Quantum entanglement is one of the most intriguing phenomena in physics. When two particles are entangled their properties are so strongly connected that they lose their own identity. Measuring both particles yields fully correlated outcomes, even when the particles are very far apart. Einstein famously called this feature “spooky action at a distance”.

Today, quantum entanglement is recognized as a resource for ultra-fast computation, and atomic nuclei in synthetic diamond are seemingly promising building blocks for a quantum computer. These nuclei behave like a tiny magnet (spin). The two possible orientations of the spin (up or down) can be used to encode quantum information. Moreover, a quantum bit or qubit is not limited to just two states, like the transistors of today’s computers, which can only be 1 or 0. A qubit can have several states simultaneously, meaning that certain types of calculations could be performed extremely quickly. 

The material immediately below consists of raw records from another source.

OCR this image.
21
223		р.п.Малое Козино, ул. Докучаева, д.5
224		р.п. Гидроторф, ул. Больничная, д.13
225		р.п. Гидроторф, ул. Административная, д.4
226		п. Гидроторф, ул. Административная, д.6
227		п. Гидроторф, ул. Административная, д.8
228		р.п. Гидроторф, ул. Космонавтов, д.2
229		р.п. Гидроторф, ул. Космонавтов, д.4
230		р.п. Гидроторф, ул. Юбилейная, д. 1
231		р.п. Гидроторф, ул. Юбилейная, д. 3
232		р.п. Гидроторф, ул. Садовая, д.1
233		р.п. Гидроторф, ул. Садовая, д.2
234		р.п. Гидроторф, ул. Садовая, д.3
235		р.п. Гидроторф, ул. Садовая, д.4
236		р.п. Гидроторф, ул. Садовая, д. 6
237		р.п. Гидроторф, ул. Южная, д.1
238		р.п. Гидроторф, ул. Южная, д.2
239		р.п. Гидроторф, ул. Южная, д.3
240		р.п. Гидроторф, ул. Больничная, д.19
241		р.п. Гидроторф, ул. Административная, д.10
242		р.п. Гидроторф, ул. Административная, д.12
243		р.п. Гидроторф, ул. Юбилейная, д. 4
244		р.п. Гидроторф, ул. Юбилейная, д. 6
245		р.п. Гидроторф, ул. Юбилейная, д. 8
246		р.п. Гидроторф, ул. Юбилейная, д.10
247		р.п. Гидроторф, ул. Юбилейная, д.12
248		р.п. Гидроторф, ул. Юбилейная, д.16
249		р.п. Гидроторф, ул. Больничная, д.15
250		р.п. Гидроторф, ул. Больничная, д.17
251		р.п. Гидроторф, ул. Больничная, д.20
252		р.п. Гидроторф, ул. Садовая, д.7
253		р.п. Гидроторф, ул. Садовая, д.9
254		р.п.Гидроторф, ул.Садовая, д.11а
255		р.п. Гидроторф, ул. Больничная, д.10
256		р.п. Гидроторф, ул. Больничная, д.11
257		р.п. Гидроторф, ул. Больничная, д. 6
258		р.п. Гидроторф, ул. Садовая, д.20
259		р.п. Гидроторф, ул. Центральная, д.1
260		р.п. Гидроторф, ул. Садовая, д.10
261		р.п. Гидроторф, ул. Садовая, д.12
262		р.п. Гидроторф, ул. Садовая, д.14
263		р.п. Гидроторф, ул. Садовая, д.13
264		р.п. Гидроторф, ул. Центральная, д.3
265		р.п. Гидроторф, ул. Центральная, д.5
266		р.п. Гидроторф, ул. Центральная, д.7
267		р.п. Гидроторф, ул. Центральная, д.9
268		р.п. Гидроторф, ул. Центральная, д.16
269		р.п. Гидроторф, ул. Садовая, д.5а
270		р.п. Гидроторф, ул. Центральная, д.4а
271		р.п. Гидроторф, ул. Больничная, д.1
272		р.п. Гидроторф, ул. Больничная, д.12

The Delft researchers, who collaborated with a British company called Element Six and researchers from FOM foundation, have been conducting quantum research on diamonds for years. Dr. Ronald Hanson (who supervised the entanglement research) and colleagues published an article in Nature last year describing a technique for obtaining quantum control over the quantum magnetic moment of several  atomic-sized impurities in diamond, known as nitrogen-vacancy (or N-V) centers.

By applying a specially designed sequence of high-precision electromagnetic pulses, the scientists were able to protect the arbitrary quantum state of a single spin.  A subsequent release stated that they had made a mini-quantum computer, a computer consisting of four qubits. With the breaktrough published this month, the researchers have taken yet another step towards the realization of a real  quantum computer.

Demonstration of entanglement-by-measurement of solid-state qubits, Wolfgang Pfaff et al., 14 October 2012 online in Nature Physics.